The shaded area of the graph measures the period of our Great Recession. Positive economic growth returned in the second quarter of 2009, before ARRA had a chance to impact the economy. But notice the big jump up in GDP in 2010 and subsequent drop as ARRA’s impact petered out. You don’t see it? Neither do I. In fact the graph seems to be consistent with a economic recovery following the Federal Reserve’s pushing of it’s federal funds interest rate down near zero in November, 2008. The economy continues to recover slowly, seemingly hampered by a variety of government policies and uncertainties (e.g., wasteful subsidies and expenditures, expansions to unemployment insurance and Medicaid, uncertainties about Obamacare, concerns about future tax burdens, etc.). What we don’t see is any noticeable impact of the “biggest peacetime fiscal stimulus in U.S. history.” Calls for even more Keynesian fiscal stimulus and government borrowing seems pointless at best and, at worst, downright dangerous given all we know about public indebtedness.
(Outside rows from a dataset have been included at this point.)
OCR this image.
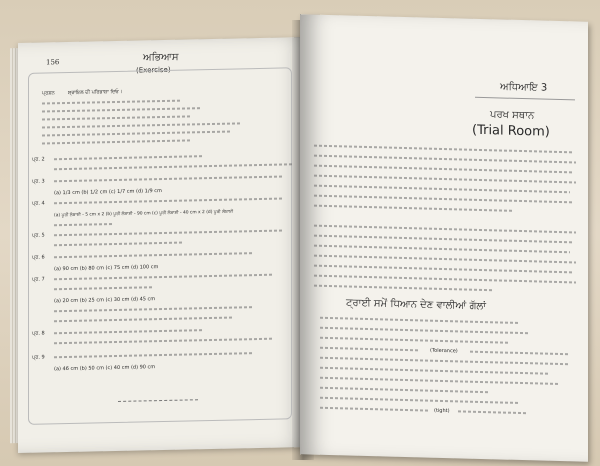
156	ਅਭਿਆਸ
(Exercise)
ਪ੍ਰਸ਼ਨ	ਸ਼੍ਰਾਇਲ ਦੀ ਪਰਿਭਾਸ਼ਾ ਦਿਓ।
ਪ੍ਰ. 2
ਪ੍ਰ. 3
(a) 1/3 cm (b) 1/2 cm (c) 1/7 cm (d) 1/9 cm
ਪ੍ਰ. 4
(a) ਪੂਰੀ ਲੰਬਾਈ - 5 cm x 2 (b) ਪੂਰੀ ਲੰਬਾਈ - 90 cm (c) ਪੂਰੀ ਲੰਬਾਈ - 40 cm x 2 (d) ਪੂਰੀ ਲੰਬਾਈ
ਪ੍ਰ. 5
ਪ੍ਰ. 6
(a) 90 cm (b) 80 cm (c) 75 cm (d) 100 cm
ਪ੍ਰ. 7
(a) 20 cm (b) 25 cm (c) 30 cm (d) 45 cm
ਪ੍ਰ. 8
ਪ੍ਰ. 9
(a) 46 cm (b) 50 cm (c) 40 cm (d) 90 cm
ਅਧਿਆਇ 3
ਪਰਖ ਸਥਾਨ
(Trial Room)
ਟ੍ਰਾਈ ਸਮੇਂ ਧਿਆਨ ਦੇਣ ਵਾਲੀਆਂ ਗੱਲਾਂ
(Tolerance)
(tight)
To help put the nail in the Keynesian coffin, I’ve taken the liberty to compose an appropriate obituary. Feel free to dispense it widely.
Obituary: Keynesian Economics, R.I.P.
Keynesian Economics, aged 77, died peacefully today after a prolonged illness and complications associated with the Great Recession. Born in the 1930′s of British parentage, it rose to preeminence as the dominant macroeconomic theory. It is survived by well-intentioned, but misguided, older economists and politicians who have difficulty facing statistical evidence and commonsense. It leaves a legacy of massive public indebtedness, unsustainable entitlement programs, and slowly growing and sometimes bankrupt economies.
In the 1960′s, its short-run orientation was embraced warmly by U.S. politicans of all persuasions. Its disregard for anything other than the short run was succinctly summed up by its motto, “In the long run, we’re all dead.” In it last years, it provided the justification for the American Recovery and Reinvestment Act of 2009 that undertook bizarre public policies that failed basic benefit-cost assessments: “Cash for Clunkers” that destoyed perfectly usable automobiles, construction of airports in the middle of nowhere (but close to congressmen’s home towns), installation of high-speed rail systems that traversed sparsely settled parts of the country, often without passengers, 5 mph faster than the trains they replaced, and subsidies to wasteful companies that eventually went bankrupt. The Act did not return the economy to full employment as promised but did boost the country’s national debt and helped to lower its credit rating.
Keynesian deficit stimulus spending made the United States, once the greatest and wealthiest country in the world, dependent on foreign lenders. The taxes needed to fund its bloated government spending and service its national debt discouraged the private sector and crowded-out private entrepreneurship. Its national debt will burden future generations and slow economic growth for years to come.
After 77 years, the long run had arrived for Keynesian Economics. Internment is in Potter’s Field.